3. Vegetables: the core ones are onion, garlic, celery, carrot, potato, but you can also incorporate canned chopped tomatoes, tomato paste, greens, or other root vegetables.
4. Starch: Grains, beans, or pasta.
Take out a large stockpot or slow-cooker. Chop all of your veggies to bite-sized pieces or smaller. Cook your starch.
If your starting with raw meat, begin by browning your meat over medium-high heat in fat before you add it to your pot.
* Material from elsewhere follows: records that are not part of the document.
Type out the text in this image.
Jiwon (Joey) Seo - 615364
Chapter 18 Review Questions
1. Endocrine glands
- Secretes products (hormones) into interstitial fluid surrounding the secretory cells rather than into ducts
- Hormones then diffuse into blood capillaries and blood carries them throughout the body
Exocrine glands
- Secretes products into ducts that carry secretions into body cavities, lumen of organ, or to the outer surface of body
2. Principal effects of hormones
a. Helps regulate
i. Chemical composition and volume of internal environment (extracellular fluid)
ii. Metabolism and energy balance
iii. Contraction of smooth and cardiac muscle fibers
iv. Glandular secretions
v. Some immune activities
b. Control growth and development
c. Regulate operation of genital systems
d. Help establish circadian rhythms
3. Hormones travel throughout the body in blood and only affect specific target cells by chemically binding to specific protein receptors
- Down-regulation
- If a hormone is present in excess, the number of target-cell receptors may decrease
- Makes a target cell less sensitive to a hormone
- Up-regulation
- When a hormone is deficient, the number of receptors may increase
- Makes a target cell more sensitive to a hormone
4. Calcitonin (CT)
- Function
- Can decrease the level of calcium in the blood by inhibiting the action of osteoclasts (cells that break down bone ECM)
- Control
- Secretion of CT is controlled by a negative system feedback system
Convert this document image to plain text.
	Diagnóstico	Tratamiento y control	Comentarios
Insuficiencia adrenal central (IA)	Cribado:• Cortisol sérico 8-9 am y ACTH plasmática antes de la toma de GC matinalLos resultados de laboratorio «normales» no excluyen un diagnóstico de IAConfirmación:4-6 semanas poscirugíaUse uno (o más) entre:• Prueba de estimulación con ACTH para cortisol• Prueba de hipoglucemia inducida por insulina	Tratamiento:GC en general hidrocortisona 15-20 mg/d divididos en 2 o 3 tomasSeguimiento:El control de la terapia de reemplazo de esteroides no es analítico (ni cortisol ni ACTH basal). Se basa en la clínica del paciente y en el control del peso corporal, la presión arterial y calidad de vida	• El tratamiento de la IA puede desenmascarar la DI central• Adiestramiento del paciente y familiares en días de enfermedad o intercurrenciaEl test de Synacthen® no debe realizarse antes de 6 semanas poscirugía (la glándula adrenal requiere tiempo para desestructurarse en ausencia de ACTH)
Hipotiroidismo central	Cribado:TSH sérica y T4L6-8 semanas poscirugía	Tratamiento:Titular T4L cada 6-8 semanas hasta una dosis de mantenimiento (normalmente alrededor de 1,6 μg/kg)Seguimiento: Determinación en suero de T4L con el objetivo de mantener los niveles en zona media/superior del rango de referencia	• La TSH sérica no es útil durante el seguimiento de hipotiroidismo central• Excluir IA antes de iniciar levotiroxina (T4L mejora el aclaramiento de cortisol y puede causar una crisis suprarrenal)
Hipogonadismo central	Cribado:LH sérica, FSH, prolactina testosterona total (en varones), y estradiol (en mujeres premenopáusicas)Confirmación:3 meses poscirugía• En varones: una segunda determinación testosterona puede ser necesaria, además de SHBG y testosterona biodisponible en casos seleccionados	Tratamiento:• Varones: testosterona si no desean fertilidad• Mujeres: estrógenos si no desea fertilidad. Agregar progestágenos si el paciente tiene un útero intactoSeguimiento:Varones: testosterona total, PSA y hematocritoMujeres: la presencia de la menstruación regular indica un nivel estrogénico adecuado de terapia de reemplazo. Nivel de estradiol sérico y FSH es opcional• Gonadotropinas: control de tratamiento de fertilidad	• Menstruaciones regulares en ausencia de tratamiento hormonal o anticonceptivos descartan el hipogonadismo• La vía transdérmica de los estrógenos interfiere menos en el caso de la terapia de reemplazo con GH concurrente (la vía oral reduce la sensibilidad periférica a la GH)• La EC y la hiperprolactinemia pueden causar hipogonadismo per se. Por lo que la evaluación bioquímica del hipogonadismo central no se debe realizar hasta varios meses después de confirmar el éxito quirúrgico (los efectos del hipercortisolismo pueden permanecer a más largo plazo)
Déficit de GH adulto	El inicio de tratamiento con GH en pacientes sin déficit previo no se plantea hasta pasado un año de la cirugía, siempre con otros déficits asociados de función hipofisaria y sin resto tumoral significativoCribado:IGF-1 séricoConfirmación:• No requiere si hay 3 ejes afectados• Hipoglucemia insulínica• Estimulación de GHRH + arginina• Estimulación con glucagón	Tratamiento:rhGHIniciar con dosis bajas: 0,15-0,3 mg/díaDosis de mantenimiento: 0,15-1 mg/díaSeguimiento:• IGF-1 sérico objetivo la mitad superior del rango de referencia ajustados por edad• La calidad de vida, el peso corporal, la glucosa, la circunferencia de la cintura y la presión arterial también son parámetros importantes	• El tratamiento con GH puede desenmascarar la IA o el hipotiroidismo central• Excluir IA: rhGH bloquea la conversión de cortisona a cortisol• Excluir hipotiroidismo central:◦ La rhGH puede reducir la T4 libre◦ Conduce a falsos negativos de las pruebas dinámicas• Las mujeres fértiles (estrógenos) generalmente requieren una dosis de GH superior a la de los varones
This will drastically improve the depth of flavor of your soup or stew.
After you’ve browned the meat on both sides and set it aside, add your onion, carrot, and celery (this is called a mirepoix, and is the base of most French soups) to the same pan and cook until just beginning to brown.
Add everything except your starch to your cooking vessel. Add broth to the level of your ingredients for a stew, and at least 1 inch over your ingredients for soup. Cover, and bring to a boil over medium-high heat. Once your concoction begins to bubble, cover it and reduce the heat to a simmer.
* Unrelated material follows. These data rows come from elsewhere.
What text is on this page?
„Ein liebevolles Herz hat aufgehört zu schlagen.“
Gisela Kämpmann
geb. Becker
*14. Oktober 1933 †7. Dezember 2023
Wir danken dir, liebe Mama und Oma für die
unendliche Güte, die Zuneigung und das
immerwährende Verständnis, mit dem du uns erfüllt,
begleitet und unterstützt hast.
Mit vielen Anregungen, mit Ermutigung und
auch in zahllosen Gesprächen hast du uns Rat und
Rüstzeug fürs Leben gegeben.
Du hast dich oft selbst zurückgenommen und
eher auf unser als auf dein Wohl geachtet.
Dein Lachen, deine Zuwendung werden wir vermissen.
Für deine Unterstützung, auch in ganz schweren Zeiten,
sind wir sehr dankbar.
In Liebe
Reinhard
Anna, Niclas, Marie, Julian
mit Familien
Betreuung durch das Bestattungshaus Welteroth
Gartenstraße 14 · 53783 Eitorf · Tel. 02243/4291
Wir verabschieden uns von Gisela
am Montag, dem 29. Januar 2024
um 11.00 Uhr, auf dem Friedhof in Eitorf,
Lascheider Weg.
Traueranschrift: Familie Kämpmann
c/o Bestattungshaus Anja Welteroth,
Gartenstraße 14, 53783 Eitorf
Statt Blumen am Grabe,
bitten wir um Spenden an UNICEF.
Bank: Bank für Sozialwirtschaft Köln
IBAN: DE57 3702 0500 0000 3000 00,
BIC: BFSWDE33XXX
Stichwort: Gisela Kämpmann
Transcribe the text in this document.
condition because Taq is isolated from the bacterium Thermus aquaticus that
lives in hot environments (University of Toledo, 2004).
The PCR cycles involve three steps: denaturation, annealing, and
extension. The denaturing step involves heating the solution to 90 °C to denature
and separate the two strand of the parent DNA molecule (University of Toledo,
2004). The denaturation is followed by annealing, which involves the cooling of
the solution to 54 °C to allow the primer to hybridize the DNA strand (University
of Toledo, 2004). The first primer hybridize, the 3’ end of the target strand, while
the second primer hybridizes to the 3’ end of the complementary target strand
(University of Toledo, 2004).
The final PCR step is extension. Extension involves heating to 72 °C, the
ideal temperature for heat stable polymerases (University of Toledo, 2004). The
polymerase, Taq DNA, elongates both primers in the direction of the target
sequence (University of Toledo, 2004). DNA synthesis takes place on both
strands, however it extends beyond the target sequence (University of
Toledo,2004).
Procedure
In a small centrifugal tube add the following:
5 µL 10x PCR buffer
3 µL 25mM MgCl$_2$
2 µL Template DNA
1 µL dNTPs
Cook for at least 20 minutes (if your meat is pre-cooked), and up to 5 hours (if your meat is raw). Add the vegetables and starch about half an hour before you’re going to take your pot off the heat. *If using greens such as kale, chard, or spinach, add them once everything else is cooked and you’ve taken your pot off the heat.
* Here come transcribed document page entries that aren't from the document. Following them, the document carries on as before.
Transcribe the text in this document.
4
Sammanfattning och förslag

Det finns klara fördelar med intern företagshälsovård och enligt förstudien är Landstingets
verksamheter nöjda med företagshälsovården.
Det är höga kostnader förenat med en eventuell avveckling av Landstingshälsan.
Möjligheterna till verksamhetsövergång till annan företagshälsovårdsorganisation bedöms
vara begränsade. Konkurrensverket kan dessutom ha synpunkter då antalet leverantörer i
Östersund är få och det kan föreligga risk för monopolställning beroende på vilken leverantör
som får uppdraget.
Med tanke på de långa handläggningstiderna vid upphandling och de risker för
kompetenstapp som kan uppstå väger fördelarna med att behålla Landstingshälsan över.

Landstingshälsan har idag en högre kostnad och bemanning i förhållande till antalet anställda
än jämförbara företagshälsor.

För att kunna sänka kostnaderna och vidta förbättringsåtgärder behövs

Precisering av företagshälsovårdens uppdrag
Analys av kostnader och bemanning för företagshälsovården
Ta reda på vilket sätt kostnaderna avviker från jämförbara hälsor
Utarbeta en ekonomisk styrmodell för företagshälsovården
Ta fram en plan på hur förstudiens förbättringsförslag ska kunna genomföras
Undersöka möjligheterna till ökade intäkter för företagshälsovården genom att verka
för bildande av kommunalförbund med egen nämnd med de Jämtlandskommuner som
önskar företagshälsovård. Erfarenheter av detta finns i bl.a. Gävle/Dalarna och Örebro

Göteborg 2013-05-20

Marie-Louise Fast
If you want to work with dry grains, you need to ensure that you have more than enough liquid in your pot to accommodate the grains and all of your other ingredients. A good rule of thumb is to double the amount of liquid called for in your grain’s cooking instructions, in addition to the broth required for your soup recipe. If you want to work with dry beans, you MUST soak them overnight, before adding them to your pot.
Top with cheese, olive or chili oil, and fresh herbs.
A good rule of thumb in telling the difference between soups and stews is that stews are thicker, they take a minimum of 3 hours to cook, and they usually start with getting a cheaper cut of meat as tender as possible, before incorporating starches or veggies. Soups can come together in as little as 20 minutes and usually involve more pre-cooked ingredients.
4. Stir-fry’s and Hash
The great thing about stir-fry’s and hash is that they’re both “kitchen sink” meals. You can make them with just about anything available in your pantry or fridge, and they’re inherently foolproof.
- Basic Stir Fry:
- A cooked grain of your choosing — rice is typical
- A protein of your choosing
- Veggies of your choosing
- Sauce: garlic, ginger, soy sauce, rice vinegar, chili paste, mirin, fish sauce.
- Basic Hash:
- A potato or starchy vegetable of your choosing
- The meat of your choosing — corned beef & sausage are my favorites
- Veggies of your choosing
- Fried egg
- Herbs: sage, parsley, thyme, oregano
- Cheese (optional)
- Sweet potato, sage, onion, and chorizo sausage with a fried egg on top has been my favorite combination thus far. *Pro-tip — steam or boil your potatoes before adding them to your skillet. That’s how you get that super crispy on the outside and creamy on the inside texture.
I have nothing against ramen. I LOVE ramen. But there are ways you can dress up ramen so that it doesn’t feel like a bland sodium overload every single afternoon and evening.
Much like with the savory grain bowls, you can add cooked or frozen veggies, pre-cooked meat, and condiments to your ramen to make it that much more delicious and nutritious.
My favorite combo: mushrooms, soft egg (boiled 7 minutes), sesame seeds, sesame oil, cilantro.
Any of the savory oat/grain bowl combos will work well depending on the base flavor of your ramen. Pickled veggies, fresh herbs, soft-boiled eggs, and cooked meat are all great additions to your bowl.
I hope this was helpful, and please let me know what you come up with during your at-home cooking adventures! In the meantime, I wish you all safety, health, and connection while you’re locked away all by your lonesome selves. I honestly believe the way we’re going to get through this pandemic is by being generous in our attitudes, our behavior, and our intentions. For now, this is my gift to you — let me know what you come up with!